Analytics is seeing what others see, hearning what others hear, read what others read, but be able to come up with thoughts and actionables that others don’t

5. Causality over Correlation – In any data set there will always be interesting variables which show high correlation to the result but questionable to nil causality. In my own experience I have seen a situation where we saw that consumers who buy Whirlpool fridges tend to take Personal Loans. We used this data point and actively tried to convert every consumer who wanted to buy any other brand of fridges to Whirlpool in the hope that they will eventually take a personal loan! The plan backfired!!
One of the best examples of correlation WITH causality is perhaps how continued education (effect) of the girl child in rural areas (especially the most backward of areas economically) is a direct sign of improved quality (correlation) of life due to easier access to micro finance (cause). It is important for the Analytics team to identify Cause- it helps identify which on which variables to nudge consumer behaviour.

6. Awareness of ‘Small Data’ – Access to Hadoop Clusters, AWS Cloud computing etc. means we can crunch unstructured data will never before. This is what we call ‘Big Data’. My experience as a Consumer Behaviourist taught me the importance of ‘Small Data’.
Small Data is basically going back to consumers who exhibit a particular behaviour and simply asking an important question – Why?
This is an exercise which Analytics Managers / Heads in fact all P&L managers must routinely do- step out in the field and simply send time with consumers to understand why they behave so. This makes the analytics far more potent.
As the CMO of Fino Payments Bank I often wondered why a Micro ATM offering merchant in the middle of Jaunpur district did extra ordinary business. No data point could support the outcome. We simply spent time with him to figure his secret – He opened his shop earlier than the market and shut 2 hours after the market closed (was hence perceived to be always available) and greeted every customer who walked into his shop with a smile and asked for their well-being. This simple act endeared him to folks who wanted to withdraw money and they repeatedly visited him! No data point in an excel sheet would have ever captured that.

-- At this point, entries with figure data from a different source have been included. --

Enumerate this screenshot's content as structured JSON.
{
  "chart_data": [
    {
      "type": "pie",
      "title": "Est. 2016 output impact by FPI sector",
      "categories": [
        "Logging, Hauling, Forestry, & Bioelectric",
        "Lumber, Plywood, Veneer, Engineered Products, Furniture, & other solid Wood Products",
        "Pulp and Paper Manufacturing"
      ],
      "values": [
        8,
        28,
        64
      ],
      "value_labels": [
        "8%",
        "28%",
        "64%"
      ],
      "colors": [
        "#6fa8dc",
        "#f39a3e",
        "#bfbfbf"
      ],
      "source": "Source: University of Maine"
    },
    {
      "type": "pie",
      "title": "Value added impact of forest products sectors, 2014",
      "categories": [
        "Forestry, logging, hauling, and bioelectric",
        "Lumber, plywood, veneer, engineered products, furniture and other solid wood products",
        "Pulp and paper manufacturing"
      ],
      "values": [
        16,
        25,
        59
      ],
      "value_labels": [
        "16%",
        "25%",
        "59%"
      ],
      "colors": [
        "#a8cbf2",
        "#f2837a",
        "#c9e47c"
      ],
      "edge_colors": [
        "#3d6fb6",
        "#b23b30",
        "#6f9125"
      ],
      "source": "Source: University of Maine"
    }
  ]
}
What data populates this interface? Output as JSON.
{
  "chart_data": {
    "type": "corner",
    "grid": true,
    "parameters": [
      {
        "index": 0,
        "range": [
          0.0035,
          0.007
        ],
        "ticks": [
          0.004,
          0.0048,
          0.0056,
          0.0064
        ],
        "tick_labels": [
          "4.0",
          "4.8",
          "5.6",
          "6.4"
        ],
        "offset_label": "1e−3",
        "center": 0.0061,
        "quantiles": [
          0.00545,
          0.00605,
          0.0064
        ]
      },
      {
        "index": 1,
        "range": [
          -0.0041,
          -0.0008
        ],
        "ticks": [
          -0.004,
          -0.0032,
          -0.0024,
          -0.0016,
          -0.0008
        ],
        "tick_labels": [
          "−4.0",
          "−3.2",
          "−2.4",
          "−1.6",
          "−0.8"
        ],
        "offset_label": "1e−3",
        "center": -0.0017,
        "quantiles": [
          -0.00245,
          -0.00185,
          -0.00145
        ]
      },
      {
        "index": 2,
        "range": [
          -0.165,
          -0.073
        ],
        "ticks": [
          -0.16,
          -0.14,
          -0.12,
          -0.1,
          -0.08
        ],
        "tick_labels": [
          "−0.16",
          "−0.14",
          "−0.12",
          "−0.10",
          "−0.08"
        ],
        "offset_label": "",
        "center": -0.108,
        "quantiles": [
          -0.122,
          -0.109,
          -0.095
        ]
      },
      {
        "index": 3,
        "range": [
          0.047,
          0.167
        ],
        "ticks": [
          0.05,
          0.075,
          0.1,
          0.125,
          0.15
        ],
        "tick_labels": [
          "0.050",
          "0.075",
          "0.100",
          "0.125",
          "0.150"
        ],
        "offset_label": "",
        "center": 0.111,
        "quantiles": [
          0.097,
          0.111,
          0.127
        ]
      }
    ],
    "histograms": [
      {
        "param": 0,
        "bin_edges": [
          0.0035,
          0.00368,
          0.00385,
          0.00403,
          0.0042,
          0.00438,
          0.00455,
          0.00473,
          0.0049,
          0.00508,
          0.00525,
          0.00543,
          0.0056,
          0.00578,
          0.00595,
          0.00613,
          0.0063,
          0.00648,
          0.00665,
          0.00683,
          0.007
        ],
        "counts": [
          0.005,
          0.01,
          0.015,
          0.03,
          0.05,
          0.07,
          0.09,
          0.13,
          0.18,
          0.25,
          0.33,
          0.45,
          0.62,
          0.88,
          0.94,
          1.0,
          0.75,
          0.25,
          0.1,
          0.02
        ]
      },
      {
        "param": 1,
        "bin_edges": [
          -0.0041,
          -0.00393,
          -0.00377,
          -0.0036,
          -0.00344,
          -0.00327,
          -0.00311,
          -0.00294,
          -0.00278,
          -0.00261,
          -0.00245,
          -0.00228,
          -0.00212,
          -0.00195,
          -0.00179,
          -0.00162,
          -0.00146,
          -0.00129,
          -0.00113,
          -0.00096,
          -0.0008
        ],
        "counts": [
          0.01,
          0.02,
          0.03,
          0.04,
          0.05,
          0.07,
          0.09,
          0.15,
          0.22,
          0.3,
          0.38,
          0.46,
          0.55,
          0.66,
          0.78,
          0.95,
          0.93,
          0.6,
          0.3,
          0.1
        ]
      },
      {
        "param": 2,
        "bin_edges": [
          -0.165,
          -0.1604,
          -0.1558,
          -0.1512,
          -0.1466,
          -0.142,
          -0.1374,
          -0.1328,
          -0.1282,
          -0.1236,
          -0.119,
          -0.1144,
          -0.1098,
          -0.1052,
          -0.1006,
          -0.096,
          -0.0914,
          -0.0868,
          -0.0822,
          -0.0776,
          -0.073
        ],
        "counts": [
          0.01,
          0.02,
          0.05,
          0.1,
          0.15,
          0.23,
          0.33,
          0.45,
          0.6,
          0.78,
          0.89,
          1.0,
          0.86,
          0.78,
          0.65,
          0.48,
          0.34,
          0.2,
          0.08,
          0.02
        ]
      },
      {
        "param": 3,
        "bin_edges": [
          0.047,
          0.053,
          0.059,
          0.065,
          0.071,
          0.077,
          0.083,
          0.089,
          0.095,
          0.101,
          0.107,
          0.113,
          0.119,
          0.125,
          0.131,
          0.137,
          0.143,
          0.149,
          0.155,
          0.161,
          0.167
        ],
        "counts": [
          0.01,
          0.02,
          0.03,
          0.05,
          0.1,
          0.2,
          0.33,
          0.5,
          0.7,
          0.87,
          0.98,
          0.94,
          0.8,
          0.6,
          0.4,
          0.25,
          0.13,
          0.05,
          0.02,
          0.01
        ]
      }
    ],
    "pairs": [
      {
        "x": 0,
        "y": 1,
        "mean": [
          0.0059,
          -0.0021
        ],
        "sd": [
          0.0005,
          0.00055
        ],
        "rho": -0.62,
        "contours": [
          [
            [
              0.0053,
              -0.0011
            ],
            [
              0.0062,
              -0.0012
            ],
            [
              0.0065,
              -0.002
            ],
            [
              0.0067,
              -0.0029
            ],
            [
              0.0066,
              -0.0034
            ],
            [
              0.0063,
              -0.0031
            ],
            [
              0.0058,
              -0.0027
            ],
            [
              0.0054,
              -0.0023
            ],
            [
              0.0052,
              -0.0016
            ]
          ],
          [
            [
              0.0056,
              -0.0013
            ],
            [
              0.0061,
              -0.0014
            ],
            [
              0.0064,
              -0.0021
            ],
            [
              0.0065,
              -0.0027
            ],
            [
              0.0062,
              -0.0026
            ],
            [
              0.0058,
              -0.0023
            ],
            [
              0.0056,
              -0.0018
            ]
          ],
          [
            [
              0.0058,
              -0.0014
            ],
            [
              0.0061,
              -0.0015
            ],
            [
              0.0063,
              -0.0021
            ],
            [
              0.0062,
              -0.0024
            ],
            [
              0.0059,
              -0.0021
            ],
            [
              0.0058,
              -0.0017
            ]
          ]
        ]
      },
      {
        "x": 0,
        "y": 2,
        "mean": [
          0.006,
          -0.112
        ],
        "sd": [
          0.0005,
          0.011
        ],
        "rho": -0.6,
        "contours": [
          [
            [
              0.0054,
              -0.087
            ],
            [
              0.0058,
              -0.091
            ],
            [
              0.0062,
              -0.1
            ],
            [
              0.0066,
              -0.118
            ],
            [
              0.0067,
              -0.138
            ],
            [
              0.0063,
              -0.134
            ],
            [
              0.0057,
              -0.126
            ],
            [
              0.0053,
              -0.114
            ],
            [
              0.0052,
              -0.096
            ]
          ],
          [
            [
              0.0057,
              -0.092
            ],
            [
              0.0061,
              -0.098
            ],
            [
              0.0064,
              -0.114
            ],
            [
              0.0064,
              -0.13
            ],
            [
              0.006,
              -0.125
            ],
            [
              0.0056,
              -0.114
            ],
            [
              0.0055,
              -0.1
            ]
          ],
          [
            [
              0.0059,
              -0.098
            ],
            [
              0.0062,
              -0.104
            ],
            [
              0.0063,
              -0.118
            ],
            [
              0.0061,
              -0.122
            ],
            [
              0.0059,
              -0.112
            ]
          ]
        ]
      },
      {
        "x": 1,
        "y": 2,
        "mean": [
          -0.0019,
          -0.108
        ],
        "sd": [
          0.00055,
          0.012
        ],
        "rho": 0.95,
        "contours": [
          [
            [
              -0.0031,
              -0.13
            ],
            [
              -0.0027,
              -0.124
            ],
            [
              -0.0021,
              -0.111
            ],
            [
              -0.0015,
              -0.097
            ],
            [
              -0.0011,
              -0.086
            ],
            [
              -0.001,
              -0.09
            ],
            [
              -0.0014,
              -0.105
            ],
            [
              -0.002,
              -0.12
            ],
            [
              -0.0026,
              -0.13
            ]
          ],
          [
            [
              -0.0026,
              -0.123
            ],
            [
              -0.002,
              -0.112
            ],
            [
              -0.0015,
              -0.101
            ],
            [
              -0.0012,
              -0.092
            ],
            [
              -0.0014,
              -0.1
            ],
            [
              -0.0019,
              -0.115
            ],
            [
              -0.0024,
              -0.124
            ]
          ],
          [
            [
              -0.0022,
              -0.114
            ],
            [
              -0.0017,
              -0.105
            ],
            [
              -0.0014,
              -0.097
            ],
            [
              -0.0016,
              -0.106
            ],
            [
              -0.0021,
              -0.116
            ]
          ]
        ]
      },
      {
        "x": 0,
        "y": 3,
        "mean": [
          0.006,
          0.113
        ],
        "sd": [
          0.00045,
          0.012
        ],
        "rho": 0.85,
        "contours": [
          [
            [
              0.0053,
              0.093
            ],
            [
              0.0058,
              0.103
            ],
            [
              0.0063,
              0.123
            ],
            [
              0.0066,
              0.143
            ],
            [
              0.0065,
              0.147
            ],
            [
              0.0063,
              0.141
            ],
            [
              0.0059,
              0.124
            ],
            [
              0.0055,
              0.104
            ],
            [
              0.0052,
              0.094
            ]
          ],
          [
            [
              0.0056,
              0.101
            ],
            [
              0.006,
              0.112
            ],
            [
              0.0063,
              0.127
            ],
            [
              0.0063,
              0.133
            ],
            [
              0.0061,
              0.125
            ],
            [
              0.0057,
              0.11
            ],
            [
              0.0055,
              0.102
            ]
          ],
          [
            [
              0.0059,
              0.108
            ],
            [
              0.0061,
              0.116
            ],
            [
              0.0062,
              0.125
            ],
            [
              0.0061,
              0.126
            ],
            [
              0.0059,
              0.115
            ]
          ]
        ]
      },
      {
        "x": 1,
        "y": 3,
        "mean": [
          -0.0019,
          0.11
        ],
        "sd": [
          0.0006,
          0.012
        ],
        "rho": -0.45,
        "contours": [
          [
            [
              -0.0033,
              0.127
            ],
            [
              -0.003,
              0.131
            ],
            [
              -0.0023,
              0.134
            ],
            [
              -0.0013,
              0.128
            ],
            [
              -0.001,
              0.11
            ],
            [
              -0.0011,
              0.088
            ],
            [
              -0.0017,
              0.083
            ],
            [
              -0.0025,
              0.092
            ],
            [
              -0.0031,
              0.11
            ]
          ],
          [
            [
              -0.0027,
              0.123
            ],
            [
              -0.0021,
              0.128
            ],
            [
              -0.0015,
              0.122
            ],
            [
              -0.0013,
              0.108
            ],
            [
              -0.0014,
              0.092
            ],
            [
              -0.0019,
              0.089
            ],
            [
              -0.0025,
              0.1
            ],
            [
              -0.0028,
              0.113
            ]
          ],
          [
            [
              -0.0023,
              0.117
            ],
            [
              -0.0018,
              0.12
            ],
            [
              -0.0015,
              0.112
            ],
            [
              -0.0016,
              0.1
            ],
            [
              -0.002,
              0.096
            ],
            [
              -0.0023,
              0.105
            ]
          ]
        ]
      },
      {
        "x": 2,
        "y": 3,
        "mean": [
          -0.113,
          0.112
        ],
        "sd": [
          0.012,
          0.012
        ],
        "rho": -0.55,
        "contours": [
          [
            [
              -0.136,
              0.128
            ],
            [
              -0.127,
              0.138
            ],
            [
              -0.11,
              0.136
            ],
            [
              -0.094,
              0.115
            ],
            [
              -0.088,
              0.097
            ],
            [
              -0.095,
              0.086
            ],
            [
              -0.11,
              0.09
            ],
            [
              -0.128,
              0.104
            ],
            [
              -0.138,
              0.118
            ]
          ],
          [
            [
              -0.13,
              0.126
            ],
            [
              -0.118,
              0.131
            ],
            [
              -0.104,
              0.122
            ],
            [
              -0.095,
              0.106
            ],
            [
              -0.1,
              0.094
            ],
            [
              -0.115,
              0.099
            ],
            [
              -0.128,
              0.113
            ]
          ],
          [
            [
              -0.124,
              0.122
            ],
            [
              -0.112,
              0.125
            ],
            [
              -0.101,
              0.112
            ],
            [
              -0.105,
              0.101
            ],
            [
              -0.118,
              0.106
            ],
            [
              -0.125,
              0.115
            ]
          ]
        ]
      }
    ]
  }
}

7. Simply. Simplify and Simplify. – To most things mathematical are an anathema and hence threatening. To take the business teams along and get their support an Analyst should have the skills to simplify his/ her craft. Once business understands the basis for predictive modelling, use cases for AI etc., they appreciate the solution, impact. Else it becomes a case of ‘I told you so’ when projects fail and many will fail.

All the points above are the softer but critical aspect of Analytics which often get ignored in the quest for more compute power, more variables to be added. But all the above are irrelevant if the basic quantitative skills are absent and if the company does not invest in the right infrastructure.